CRC metadata for survival analysis were retrieved from cBioPortal (coadread_tcga_pan_can_atlas_2018), together with gene expression values as Z-scores compared to normal adjacent tissue. Survival analysis was performed using lifelines python package89. Briefly, we performed Principal Component Analysis on expression values of selected genes upregulated (FDR ≤ 0.01) in HCT116 and annotated for Mitophagy term in Gene Ontology (gene list in Supplementary. Data 4). For each sample, we considered its loading on the first component as signature value. We set a threshold of the median value of the signature as threshold for Kaplan-Meier curves.

Statistical significance test for tolerance vs persistence response

To quantify the possibility that the observed data resembles a tolerant or a persistent response, we analysed the kill curves of the different cancer models under treatments.
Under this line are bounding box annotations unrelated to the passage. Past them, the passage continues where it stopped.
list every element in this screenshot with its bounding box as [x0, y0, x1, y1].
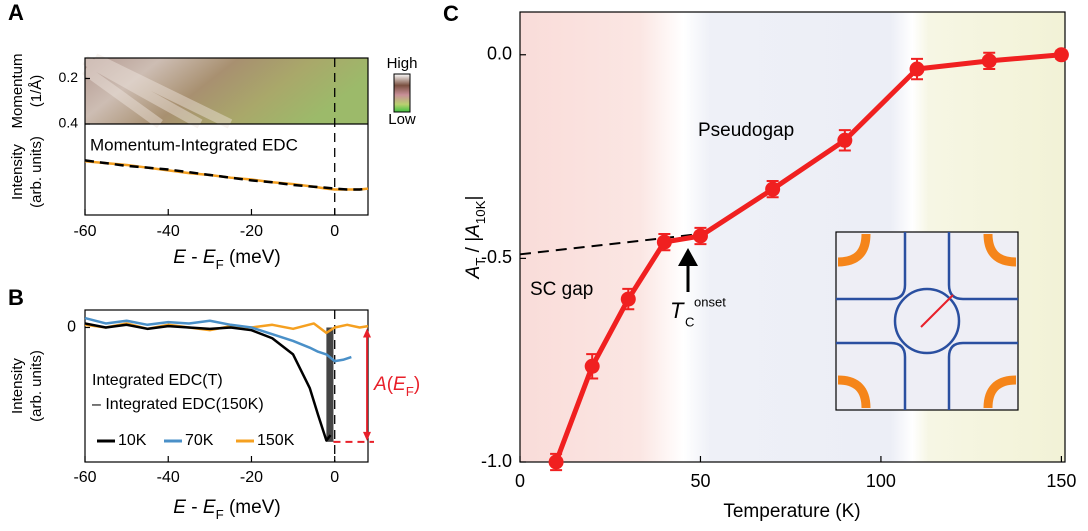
x-axis-label: E - EF (meV) — [173, 247, 280, 272]
legend-label: 70K — [185, 432, 214, 449]
x-axis-label-part: E — [203, 497, 216, 518]
x-axis-label: Temperature (K) — [723, 501, 860, 522]
x-tick-label: -40 — [157, 469, 180, 486]
x-tick-label: 100 — [866, 471, 896, 491]
heatmap-y-label: Momentum — [9, 53, 26, 128]
y-axis-label: Intensity — [9, 358, 26, 414]
y-axis-label-part: A — [463, 266, 484, 280]
y-tick-label: 0.4 — [59, 115, 79, 131]
data-point — [549, 455, 564, 470]
y-axis-label: Intensity — [9, 144, 26, 200]
data-point — [910, 62, 925, 77]
y-axis-label-part: / | — [463, 237, 484, 258]
x-axis-label-part: (meV) — [224, 247, 281, 268]
annotation: – Integrated EDC(150K) — [92, 396, 264, 413]
legend-label: 10K — [118, 432, 147, 449]
colorbar — [394, 74, 410, 112]
ref-label-part: F — [406, 384, 414, 399]
data-line — [85, 161, 368, 189]
panel-label: C — [443, 1, 459, 26]
x-tick-label: 50 — [690, 471, 710, 491]
x-tick-label: -20 — [240, 469, 263, 486]
y-axis-label-part: T — [473, 258, 488, 266]
data-point — [657, 235, 672, 250]
data-point — [1054, 47, 1069, 62]
y-axis-label: (arb. units) — [28, 136, 45, 208]
x-axis-label-part: - — [186, 497, 203, 518]
page: {"chart_data": [ {"type": "line", "panel… — [0, 0, 1088, 531]
y-tick-label: -1.0 — [481, 451, 512, 471]
x-axis-label-part: E — [173, 497, 186, 518]
annotation: Integrated EDC(T) — [92, 372, 223, 389]
tc-label-sup: onset — [694, 294, 726, 309]
heatmap-y-label: (1/Å) — [28, 75, 45, 108]
data-point — [765, 182, 780, 197]
colorbar-label: High — [387, 55, 418, 72]
x-axis-label-part: (meV) — [224, 497, 281, 518]
x-tick-label: -60 — [73, 469, 96, 486]
tc-label: T — [670, 298, 685, 323]
data-point — [693, 228, 708, 243]
y-tick-label: 0.0 — [487, 44, 512, 64]
x-axis-label-part: F — [216, 507, 224, 522]
data-point — [621, 292, 636, 307]
heatmap-image — [85, 58, 368, 124]
x-axis-label-part: E — [203, 247, 216, 268]
panel-label: A — [8, 0, 24, 25]
colorbar-label: Low — [388, 111, 416, 128]
integration-window — [326, 327, 333, 441]
x-axis-label: E - EF (meV) — [173, 497, 280, 522]
tc-label-sub: C — [685, 314, 694, 329]
fermi-surface-inset — [836, 232, 1018, 410]
annotation: Pseudogap — [698, 120, 794, 141]
data-point — [837, 133, 852, 148]
x-tick-label: 0 — [330, 223, 339, 240]
x-axis-label-part: F — [216, 257, 224, 272]
x-axis-label-part: E — [173, 247, 186, 268]
y-axis-label-part: A — [463, 224, 484, 238]
x-tick-label: -40 — [157, 223, 180, 240]
y-axis-label: (arb. units) — [28, 350, 45, 422]
ref-label: A(EF) — [373, 374, 420, 399]
x-tick-label: 150 — [1046, 471, 1076, 491]
x-tick-label: -60 — [73, 223, 96, 240]
data-point — [585, 359, 600, 374]
ref-label-part: E — [393, 374, 406, 395]
ref-label-part: A — [373, 374, 387, 395]
y-tick-label: 0 — [67, 319, 76, 336]
x-tick-label: 0 — [330, 469, 339, 486]
data-point — [982, 53, 997, 68]
y-axis-label-part: | — [463, 196, 484, 201]
x-tick-label: -20 — [240, 223, 263, 240]
x-tick-label: 0 — [515, 471, 525, 491]
x-axis-label-part: - — [186, 247, 203, 268]
panel-label: B — [8, 285, 24, 310]
y-axis-label-part: 10K — [473, 200, 488, 224]
ref-label-part: ) — [414, 374, 420, 395]
annotation: SC gap — [530, 279, 593, 300]
figure: A 0.2 0.4 Momentum(1/Å) High Low Momentum-Inte… — [0, 0, 1088, 531]
annotation: Momentum-Integrated EDC — [90, 135, 298, 154]
y-tick-label: 0.2 — [59, 69, 79, 85]
legend-label: 150K — [257, 432, 295, 449]
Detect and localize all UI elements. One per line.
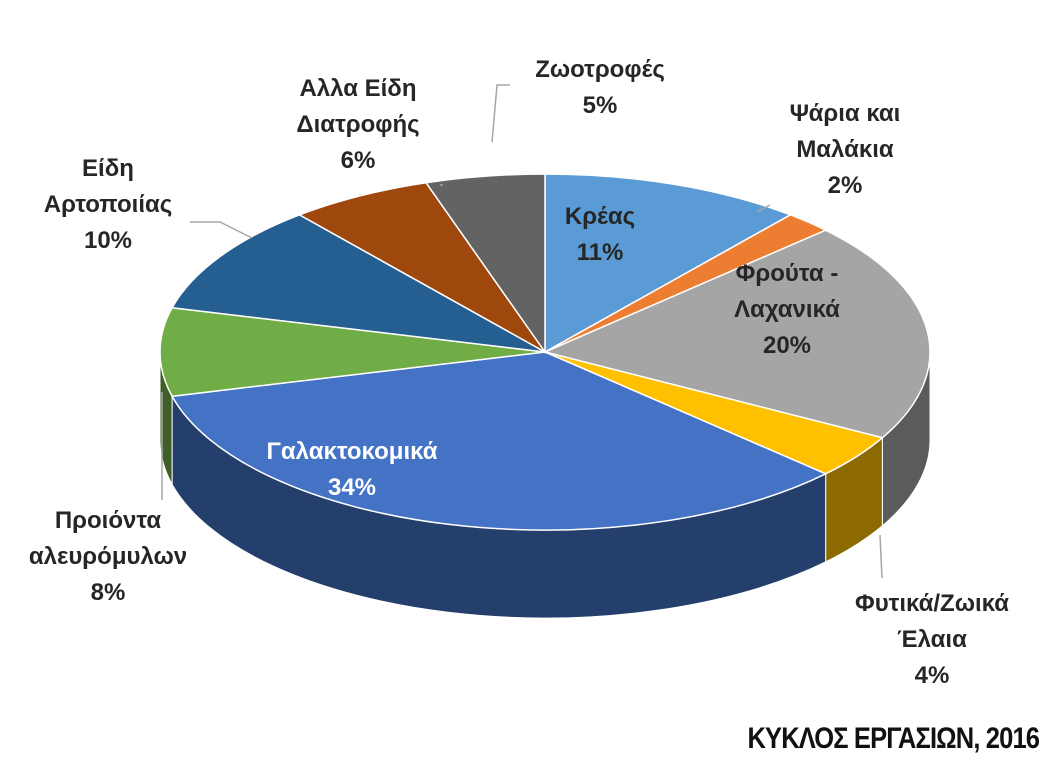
category-label: Προιόντα αλευρόμυλων (28, 507, 188, 570)
slice (542, 229, 931, 439)
value-label: 4% (914, 662, 950, 689)
category-label: Φυτικά/Ζωικά Έλαια (855, 590, 1009, 653)
slice (544, 173, 793, 354)
slice (424, 173, 546, 355)
category-label: Γαλακτοκομικά (266, 438, 438, 465)
value-label: 6% (340, 147, 376, 174)
value-label: 10% (83, 227, 133, 254)
slice (297, 181, 546, 353)
category-label: Φρούτα - Λαχανικά (734, 260, 840, 323)
data-label: Φυτικά/Ζωικά Έλαια 4% (827, 586, 1037, 694)
category-label: Αλλα Είδη Διατροφής (296, 75, 420, 138)
value-label: 20% (762, 332, 812, 359)
value-label: 5% (582, 92, 618, 119)
value-label: 34% (327, 474, 377, 501)
category-label: Είδη Αρτοποιίας (43, 155, 173, 218)
slice (170, 214, 546, 353)
data-label: Αλλα Είδη Διατροφής 6% (278, 71, 438, 179)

We assumed that a persistence response would give rise to a biphasic exponential curve due to the sub-population of persister cells that are affected differently by the treatment.

In some cases, the late response cannot be predicted by a single exponential (the null model). To quantify this, the early response of the killing phase was fitted to a 2-parameter linear fit on a semi-log scale. We simulated 1000 of these fits by generating sets of data points according to the mean (\({\mu }_{d}\left(t\right)\)) and standard deviation (\({\sigma }_{d}\left(t\right)\)) measured in the experiment. The mean (\({\mu }_{n}\)) and standard deviation (\({\sigma }_{n}\)) of the late response under the null model were linearly extrapolated from the simulated data and the z-score of the observed data can be calculated:

$$z=\frac{{\mu }_{d}({t}_{L})-{\mu }_{n}}{ \sqrt{({\sigma }_{d}^{2}({t}_{L})+{\sigma }_{n}^{2})}}$$

From here, we can calculate the p-value regarding the probability that the observed data can be predicted by the null model.

$$p=\frac{1}2{\left(1-{{{\rm{erf}}}}\left(\frac{z}{\sqrt {2}}\right)\right)}$$

Where \({{{\rm{erf}}}}\left(z\right)\) is the standard error function.

Statistical analysis

Data are represented as mean ± SD (if not diversely indicated). Comparisons between two groups were assessed by using two-tailed Students t-test, or between more groups by using the one-way ANOVA followed by Dunnett post-test, Bonferroni post-test, Tukey post-test and Sidak’s post-test for multiple comparisons, as indicated in figure legend. P ≤ 0.05 and lower were considered significant. For RNA-seq analysis, statistical parameters are indicated above.